- Education: Haverford College (1997) California Institute of Technology (2003) University of California, San Francisco (2008)
- Occupation: Professor of cell biology at Johns Hopkins University
- Known for: Metastatic breast cancer research

= Andrew Ewald =

American cell biologist

Andrew Ewald is a professor of cell biology at Johns Hopkins University School of Medicine. He is known for his contributions in the field of metastatic breast cancer research.

== Education ==
Ewald earned a BS in physics from Haverford College in 1997. He then went on to complete a PhD in 2003 from the California Institute of Technology in biochemistry and molecular biophysics.

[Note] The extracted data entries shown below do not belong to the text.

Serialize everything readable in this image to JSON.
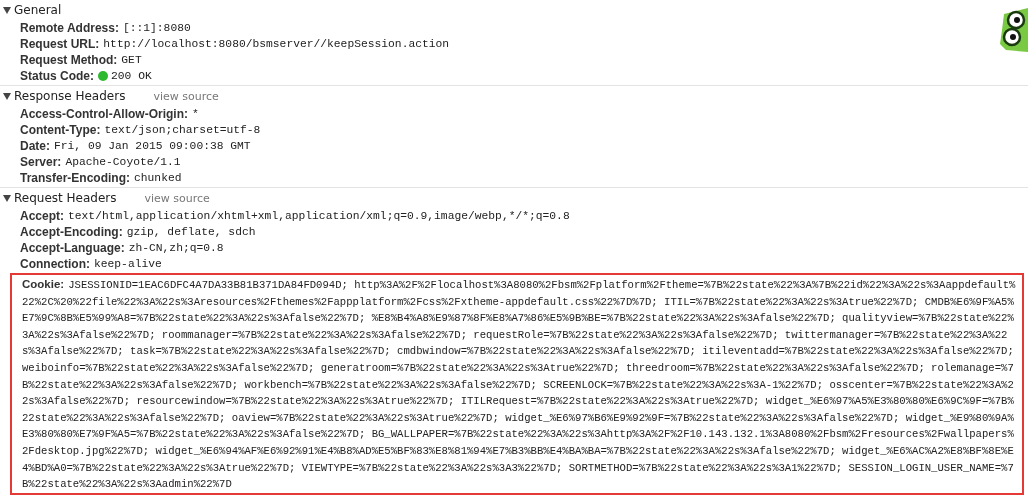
{
  "sections": [
    {
      "title": "General",
      "expanded": true,
      "rows": [
        {
          "name": "Remote Address:",
          "value": "[::1]:8080",
          "highlighted": false
        },
        {
          "name": "Request URL:",
          "value": "http://localhost:8080/bsmserver//keepSession.action",
          "highlighted": false
        },
        {
          "name": "Request Method:",
          "value": "GET",
          "highlighted": false
        },
        {
          "name": "Status Code:",
          "value": "200 OK",
          "color": "#2db82d",
          "highlighted": false
        }
      ]
    },
    {
      "title": "Response Headers",
      "link": "view source",
      "expanded": true,
      "rows": [
        {
          "name": "Access-Control-Allow-Origin:",
          "value": "*",
          "highlighted": false
        },
        {
          "name": "Content-Type:",
          "value": "text/json;charset=utf-8",
          "highlighted": false
        },
        {
          "name": "Date:",
          "value": "Fri, 09 Jan 2015 09:00:38 GMT",
          "highlighted": false
        },
        {
          "name": "Server:",
          "value": "Apache-Coyote/1.1",
          "highlighted": false
        },
        {
          "name": "Transfer-Encoding:",
          "value": "chunked",
          "highlighted": false
        }
      ]
    },
    {
      "title": "Request Headers",
      "link": "view source",
      "expanded": true,
      "rows": [
        {
          "name": "Accept:",
          "value": "text/html,application/xhtml+xml,application/xml;q=0.9,image/webp,*/*;q=0.8",
          "highlighted": false
        },
        {
          "name": "Accept-Encoding:",
          "value": "gzip, deflate, sdch",
          "highlighted": false
        },
        {
          "name": "Accept-Language:",
          "value": "zh-CN,zh;q=0.8",
          "highlighted": false
        },
        {
          "name": "Connection:",
          "value": "keep-alive",
          "highlighted": false
        },
        {
          "name": "Cookie:",
          "value": "JSESSIONID=1EAC6DFC4A7DA33B81B371DA84FD094D; http%3A%2F%2Flocalhost%3A8080%2Fbsm%2Fplatform%2Ftheme=%7B%22state%22%3A%7B%22id%22%3A%22s%3Aappdefault%22%2C%20%22file%22%3A%22s%3Aresources%2Fthemes%2Fappplatform%2Fcss%2Fxtheme-appdefault.css%22%7D%7D; ITIL=%7B%22state%22%3A%22s%3Atrue%22%7D; CMDB%E6%9F%A5%E7%9C%8B%E5%99%A8=%7B%22state%22%3A%22s%3Afalse%22%7D; %E8%B4%A8%E9%87%8F%E8%A7%86%E5%9B%BE=%7B%22state%22%3A%22s%3Afalse%22%7D; qualityview=%7B%22state%22%3A%22s%3Afalse%22%7D; roommanager=%7B%22state%22%3A%22s%3Afalse%22%7D; requestRole=%7B%22state%22%3A%22s%3Afalse%22%7D; twittermanager=%7B%22state%22%3A%22s%3Afalse%22%7D; task=%7B%22state%22%3A%22s%3Afalse%22%7D; cmdbwindow=%7B%22state%22%3A%22s%3Afalse%22%7D; itileventadd=%7B%22state%22%3A%22s%3Afalse%22%7D; weiboinfo=%7B%22state%22%3A%22s%3Afalse%22%7D; generatroom=%7B%22state%22%3A%22s%3Atrue%22%7D; threedroom=%7B%22state%22%3A%22s%3Afalse%22%7D; rolemanage=%7B%22state%22%3A%22s%3Afalse%22%7D; workbench=%7B%22state%22%3A%22s%3Afalse%22%7D; SCREENLOCK=%7B%22state%22%3A%22s%3A-1%22%7D; osscenter=%7B%22state%22%3A%22s%3Afalse%22%7D; resourcewindow=%7B%22state%22%3A%22s%3Atrue%22%7D; ITILRequest=%7B%22state%22%3A%22s%3Atrue%22%7D; widget_%E6%97%A5%E3%80%80%E6%9C%9F=%7B%22state%22%3A%22s%3Afalse%22%7D; oaview=%7B%22state%22%3A%22s%3Atrue%22%7D; widget_%E6%97%B6%E9%92%9F=%7B%22state%22%3A%22s%3Afalse%22%7D; widget_%E9%80%9A%E3%80%80%E7%9F%A5=%7B%22state%22%3A%22s%3Afalse%22%7D; BG_WALLPAPER=%7B%22state%22%3A%22s%3Ahttp%3A%2F%2F10.143.132.1%3A8080%2Fbsm%2Fresources%2Fwallpapers%2Fdesktop.jpg%22%7D; widget_%E6%94%AF%E6%92%91%E4%B8%AD%E5%BF%83%E8%81%94%E7%B3%BB%E4%BA%BA=%7B%22state%22%3A%22s%3Afalse%22%7D; widget_%E6%AC%A2%E8%BF%8E%E4%BD%A0=%7B%22state%22%3A%22s%3Atrue%22%7D; VIEWTYPE=%7B%22state%22%3A%22s%3A3%22%7D; SORTMETHOD=%7B%22state%22%3A%22s%3A1%22%7D; SESSION_LOGIN_USER_NAME=%7B%22state%22%3A%22s%3Aadmin%22%7D",
          "highlighted": true
        }
      ]
    }
  ]
}
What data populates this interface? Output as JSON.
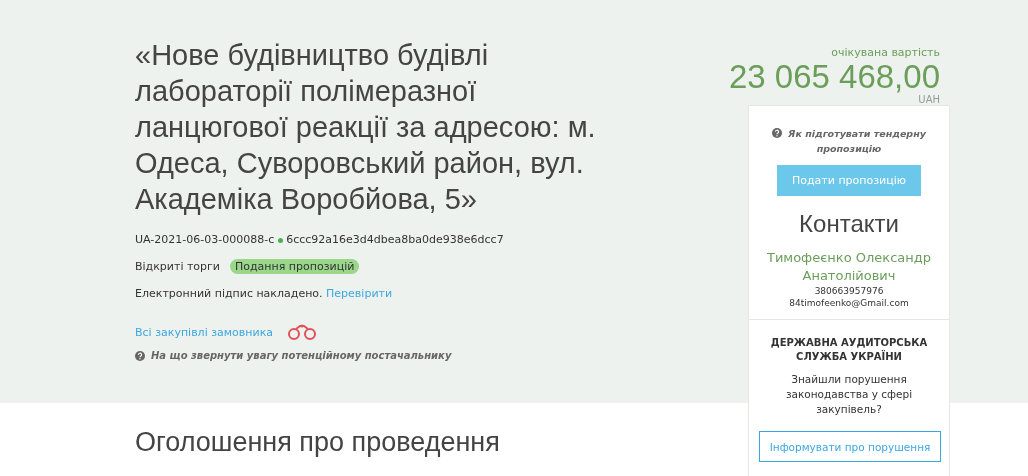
{
  "tender": {
    "title": "«Нове будівництво будівлі лабораторії полімеразної ланцюгової реакції за адресою: м. Одеса, Суворовський район, вул. Академіка Воробйова, 5»",
    "id": "UA-2021-06-03-000088-c",
    "hash": "6ccc92a16e3d4dbea8ba0de938e6dcc7",
    "procedure": "Відкриті торги",
    "status": "Подання пропозицій",
    "signature": "Електронний підпис накладено.",
    "verify_link": "Перевірити",
    "customer_link": "Всі закупівлі замовника",
    "hint": "На що звернути увагу потенційному постачальнику"
  },
  "price": {
    "label": "очікувана вартість",
    "amount": "23 065 468,00",
    "currency": "UAH"
  },
  "sidebar": {
    "hint": "Як підготувати тендерну пропозицію",
    "submit_button": "Подати пропозицію",
    "contacts_title": "Контакти",
    "contact_name": "Тимофеєнко Олександр Анатолійович",
    "phone": "380663957976",
    "email": "84timofeenko@Gmail.com",
    "audit_title": "ДЕРЖАВНА АУДИТОРСЬКА СЛУЖБА УКРАЇНИ",
    "audit_question": "Знайшли порушення законодавства у сфері закупівель?",
    "report_button": "Інформувати про порушення"
  },
  "section_title": "Оголошення про проведення"
}
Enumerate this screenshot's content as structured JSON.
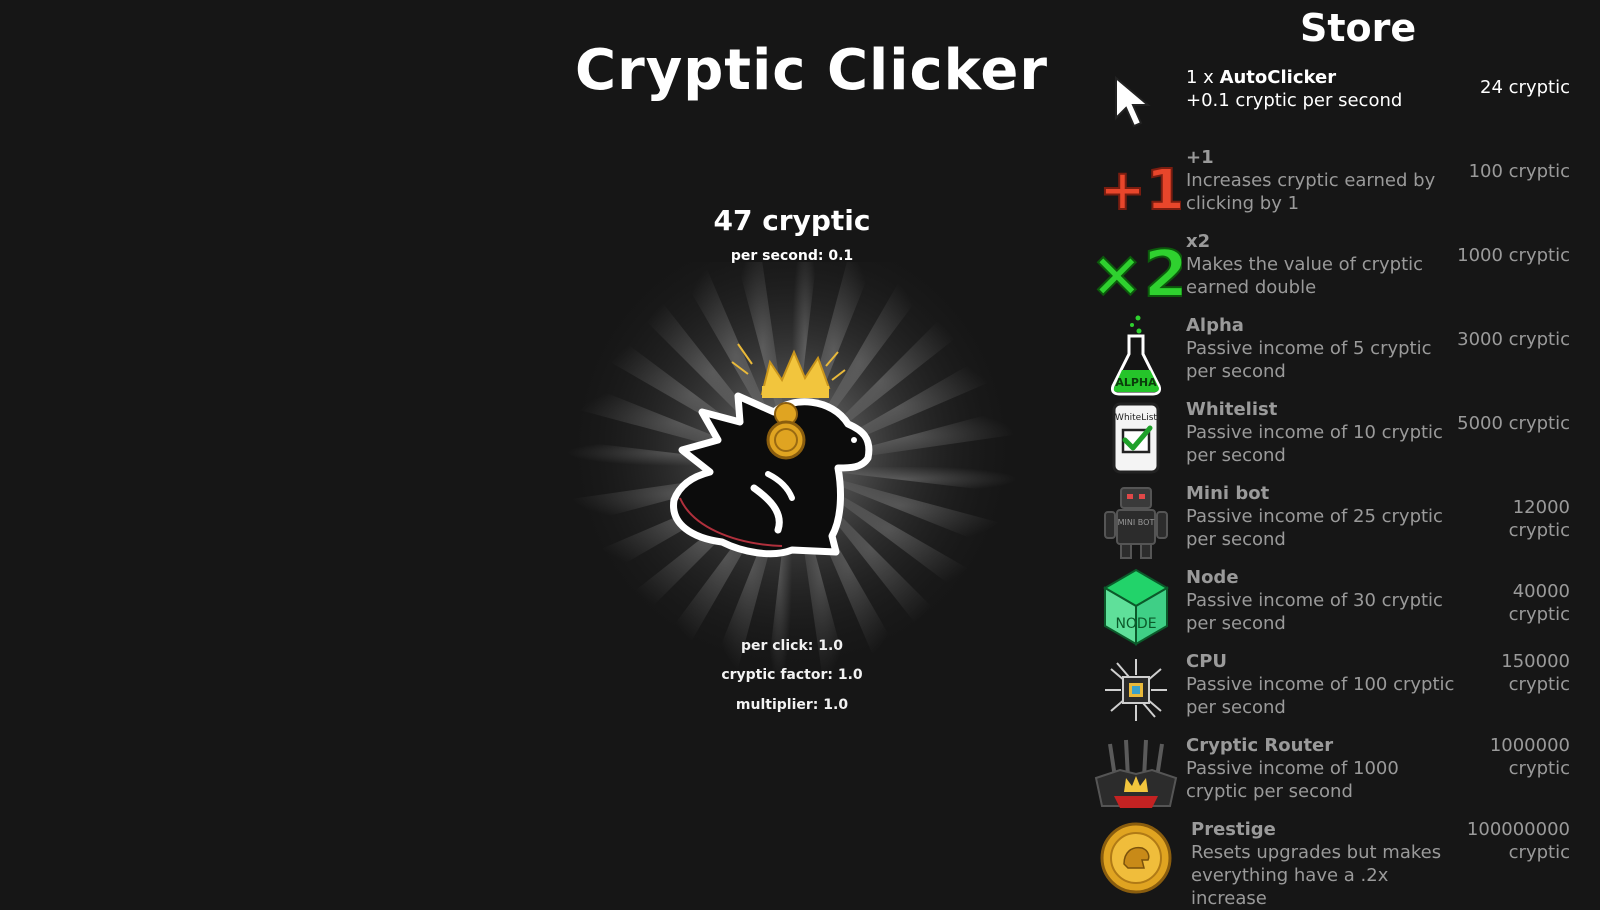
{
  "game": {
    "title": "Cryptic Clicker",
    "score": "47 cryptic",
    "per_second": "per second: 0.1",
    "per_click": "per click: 1.0",
    "cryptic_factor": "cryptic factor: 1.0",
    "multiplier": "multiplier: 1.0",
    "crown_color": "#f2c53d",
    "coin_color": "#e0a421"
  },
  "store": {
    "title": "Store",
    "items": [
      {
        "icon": "cursor-icon",
        "count": "1 x",
        "name": "AutoClicker",
        "desc": "+0.1 cryptic per second",
        "price": "24 cryptic",
        "owned": true
      },
      {
        "icon": "plus-one-icon",
        "name": "+1",
        "desc": "Increases cryptic earned by clicking by 1",
        "price": "100 cryptic"
      },
      {
        "icon": "times-two-icon",
        "name": "x2",
        "desc": "Makes the value of cryptic earned double",
        "price": "1000 cryptic"
      },
      {
        "icon": "alpha-flask-icon",
        "icon_text": "ALPHA",
        "name": "Alpha",
        "desc": "Passive income of 5 cryptic per second",
        "price": "3000 cryptic"
      },
      {
        "icon": "whitelist-icon",
        "icon_text": "WhiteList",
        "name": "Whitelist",
        "desc": "Passive income of 10 cryptic per second",
        "price": "5000 cryptic"
      },
      {
        "icon": "mini-bot-icon",
        "icon_text": "MINI BOT",
        "name": "Mini bot",
        "desc": "Passive income of 25 cryptic per second",
        "price": "12000 cryptic"
      },
      {
        "icon": "node-cube-icon",
        "icon_text": "NODE",
        "name": "Node",
        "desc": "Passive income of 30 cryptic per second",
        "price": "40000 cryptic"
      },
      {
        "icon": "cpu-chip-icon",
        "name": "CPU",
        "desc": "Passive income of 100 cryptic per second",
        "price": "150000 cryptic"
      },
      {
        "icon": "router-icon",
        "name": "Cryptic Router",
        "desc": "Passive income of 1000 cryptic per second",
        "price": "1000000 cryptic"
      },
      {
        "icon": "prestige-coin-icon",
        "name": "Prestige",
        "desc": "Resets upgrades but makes everything have a .2x increase",
        "price": "100000000 cryptic"
      }
    ]
  }
}
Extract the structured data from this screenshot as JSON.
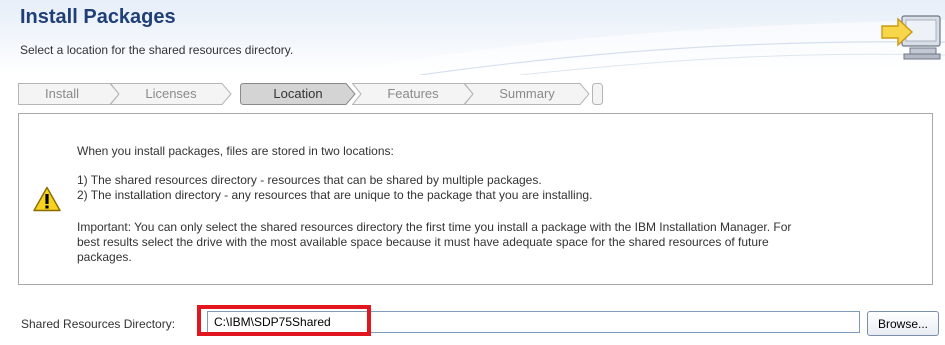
{
  "header": {
    "title": "Install Packages",
    "subtitle": "Select a location for the shared resources directory.",
    "icon": "computer-arrow-icon"
  },
  "wizard": {
    "steps": [
      {
        "label": "Install",
        "active": false
      },
      {
        "label": "Licenses",
        "active": false
      },
      {
        "label": "Location",
        "active": true
      },
      {
        "label": "Features",
        "active": false
      },
      {
        "label": "Summary",
        "active": false
      }
    ]
  },
  "info": {
    "icon": "warning-icon",
    "intro": "When you install packages, files are stored in two locations:",
    "item1": "1) The shared resources directory - resources that can be shared by multiple packages.",
    "item2": "2) The installation directory - any resources that are unique to the package that you are installing.",
    "important_line1": "Important: You can only select the shared resources directory the first time you install a package with the IBM Installation Manager. For",
    "important_line2": "best results select the drive with the most available space because it must have adequate space for the shared resources of future",
    "important_line3": "packages."
  },
  "form": {
    "label": "Shared Resources Directory:",
    "value": "C:\\IBM\\SDP75Shared",
    "browse_label": "Browse...",
    "highlight_color": "#e2161f"
  },
  "colors": {
    "title": "#1f3f76",
    "accent": "#f5c400"
  }
}
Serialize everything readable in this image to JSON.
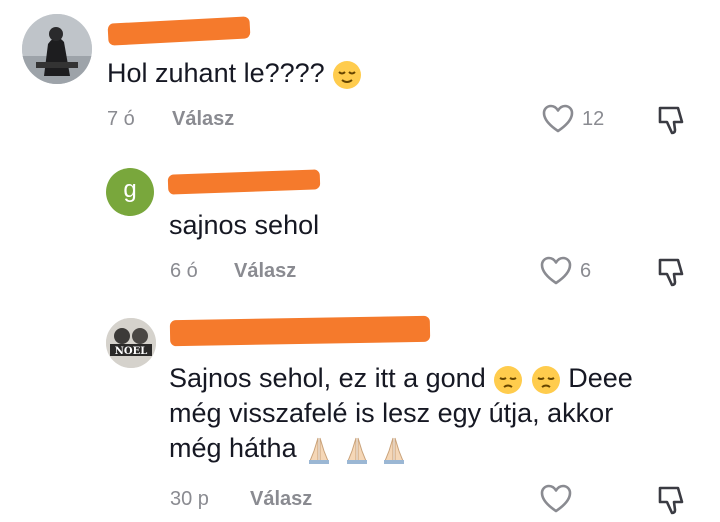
{
  "comments": [
    {
      "text": "Hol zuhant le????",
      "emojis": [
        "relieved-face"
      ],
      "time": "7 ó",
      "reply_label": "Válasz",
      "likes": "12"
    },
    {
      "avatar_letter": "g",
      "avatar_color": "#79a73c",
      "text": "sajnos sehol",
      "time": "6 ó",
      "reply_label": "Válasz",
      "likes": "6"
    },
    {
      "avatar_label": "NOEL",
      "text_line1": "Sajnos sehol, ez itt a gond",
      "text_line1_tail": "Deee",
      "text_line2": "még visszafelé is lesz egy útja, akkor",
      "text_line3": "még hátha",
      "emojis": [
        "pensive-face",
        "pensive-face",
        "folded-hands",
        "folded-hands",
        "folded-hands"
      ],
      "time": "30 p",
      "reply_label": "Válasz",
      "likes": ""
    }
  ],
  "colors": {
    "redaction": "#f57a2c",
    "meta": "#8a8b91",
    "text": "#161823"
  }
}
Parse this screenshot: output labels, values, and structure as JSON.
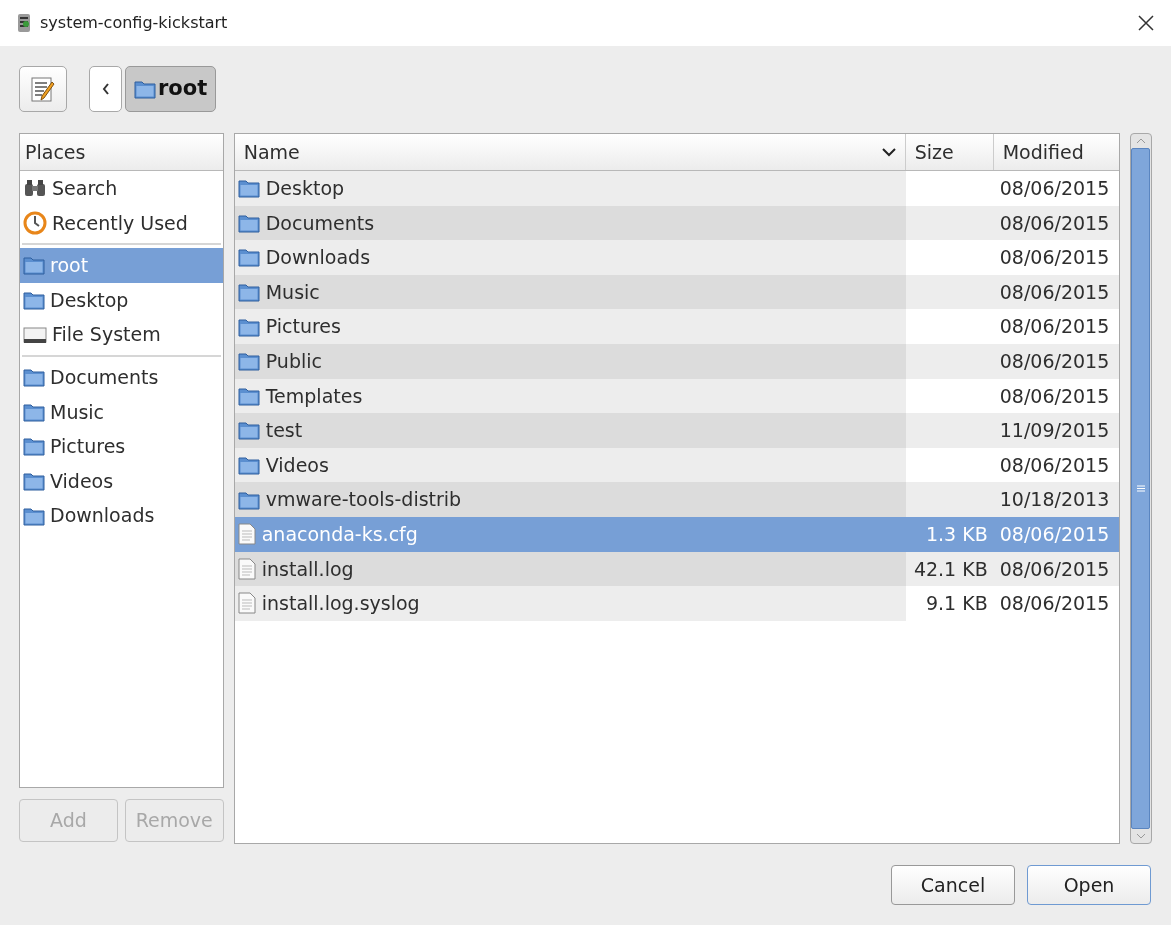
{
  "window": {
    "title": "system-config-kickstart"
  },
  "path_bar": {
    "segments": [
      {
        "label": "root",
        "selected": true
      }
    ]
  },
  "places": {
    "heading": "Places",
    "sections": [
      [
        {
          "label": "Search",
          "kind": "search",
          "selected": false
        },
        {
          "label": "Recently Used",
          "kind": "recent",
          "selected": false
        }
      ],
      [
        {
          "label": "root",
          "kind": "folder",
          "selected": true
        },
        {
          "label": "Desktop",
          "kind": "folder",
          "selected": false
        },
        {
          "label": "File System",
          "kind": "drive",
          "selected": false
        }
      ],
      [
        {
          "label": "Documents",
          "kind": "folder",
          "selected": false
        },
        {
          "label": "Music",
          "kind": "folder",
          "selected": false
        },
        {
          "label": "Pictures",
          "kind": "folder",
          "selected": false
        },
        {
          "label": "Videos",
          "kind": "folder",
          "selected": false
        },
        {
          "label": "Downloads",
          "kind": "folder",
          "selected": false
        }
      ]
    ],
    "buttons": [
      {
        "label": "Add",
        "disabled": true
      },
      {
        "label": "Remove",
        "disabled": true
      }
    ]
  },
  "files": {
    "columns": [
      "Name",
      "Size",
      "Modified"
    ],
    "rows": [
      {
        "name": "Desktop",
        "kind": "folder",
        "size": "",
        "modified": "08/06/2015",
        "selected": false
      },
      {
        "name": "Documents",
        "kind": "folder",
        "size": "",
        "modified": "08/06/2015",
        "selected": false
      },
      {
        "name": "Downloads",
        "kind": "folder",
        "size": "",
        "modified": "08/06/2015",
        "selected": false
      },
      {
        "name": "Music",
        "kind": "folder",
        "size": "",
        "modified": "08/06/2015",
        "selected": false
      },
      {
        "name": "Pictures",
        "kind": "folder",
        "size": "",
        "modified": "08/06/2015",
        "selected": false
      },
      {
        "name": "Public",
        "kind": "folder",
        "size": "",
        "modified": "08/06/2015",
        "selected": false
      },
      {
        "name": "Templates",
        "kind": "folder",
        "size": "",
        "modified": "08/06/2015",
        "selected": false
      },
      {
        "name": "test",
        "kind": "folder",
        "size": "",
        "modified": "11/09/2015",
        "selected": false
      },
      {
        "name": "Videos",
        "kind": "folder",
        "size": "",
        "modified": "08/06/2015",
        "selected": false
      },
      {
        "name": "vmware-tools-distrib",
        "kind": "folder",
        "size": "",
        "modified": "10/18/2013",
        "selected": false
      },
      {
        "name": "anaconda-ks.cfg",
        "kind": "file",
        "size": "1.3 KB",
        "modified": "08/06/2015",
        "selected": true
      },
      {
        "name": "install.log",
        "kind": "file",
        "size": "42.1 KB",
        "modified": "08/06/2015",
        "selected": false
      },
      {
        "name": "install.log.syslog",
        "kind": "file",
        "size": "9.1 KB",
        "modified": "08/06/2015",
        "selected": false
      }
    ]
  },
  "dialog_buttons": [
    "Cancel",
    "Open"
  ]
}
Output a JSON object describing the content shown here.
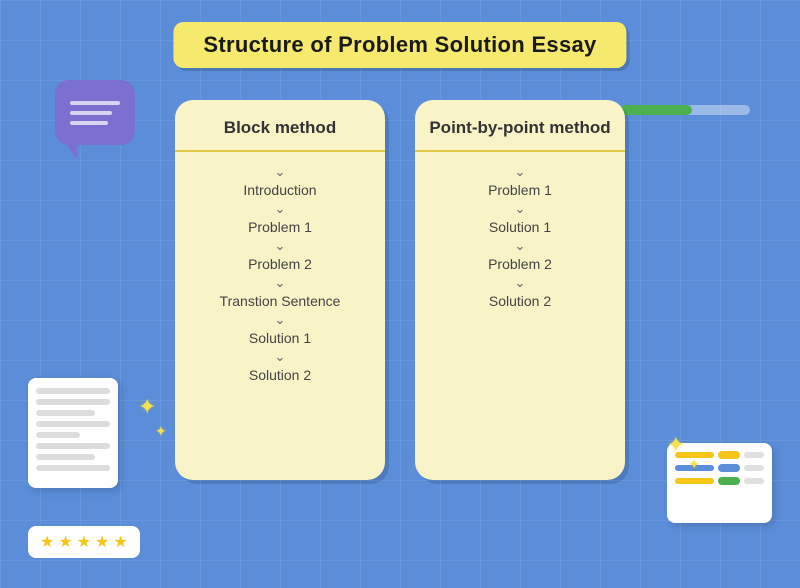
{
  "title": "Structure of Problem Solution Essay",
  "block_method": {
    "header": "Block method",
    "items": [
      "Introduction",
      "Problem 1",
      "Problem 2",
      "Transtion Sentence",
      "Solution 1",
      "Solution 2"
    ]
  },
  "point_method": {
    "header": "Point-by-point method",
    "items": [
      "Problem 1",
      "Solution 1",
      "Problem 2",
      "Solution 2"
    ]
  },
  "stars": [
    "★",
    "★",
    "★",
    "★",
    "★"
  ],
  "progress": {
    "fill_width": "55%"
  },
  "bubble_lines": [
    50,
    70,
    60
  ],
  "dashboard_rows": [
    {
      "line_color": "#f5c518",
      "pill_color": "#f5c518"
    },
    {
      "line_color": "#5b8dd9",
      "pill_color": "#5b8dd9"
    },
    {
      "line_color": "#f5c518",
      "pill_color": "#4caf50"
    }
  ]
}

He researched in Scott Fraser's Lab where he studied light microscopy which would later influence his research.

For his postdoctoral work completed in 2008, Ewald studied in Zena Werb's lab at the University of California, San Francisco focusing on epithelial biology and breast cancer.

== Career ==
Ewald initially joined the Johns Hopkins University faculty as an assistant professor of cell biology in 2008. He was promoted in 2014 to associate professor where he taught until 2018. In March 2021, Ewald was appointed the Director of the Department of Cell Biology at Johns Hopkins School of Medicine.

Ewald was an editor for the Journal of Cell Science. In 2013, he became a Breast Cancer Research Foundation investigator.

Ewald serves as a founder and co-director of the Cancer Invasion and Metastasis Research Program at the Sidney Kimmel Comprehensive Cancer Center.

Ewald is a member of the American Association for Cancer Research, American Society for Cell Biology, and the Society for Developmental Biology.

== Research ==
Ewald's research focus is primarily on breast cancer cells and their movement throughout the body. His aim is to determine which various cell types enable or disable the spread of metastatic breast cancer. His lab utilizes novel cell culturing and imaging techniques to study metastasis in real-time.

His lab is known for having discovered the molecular program by which breast cancer cells metastasize and that breast cancer cells metastasize in groups.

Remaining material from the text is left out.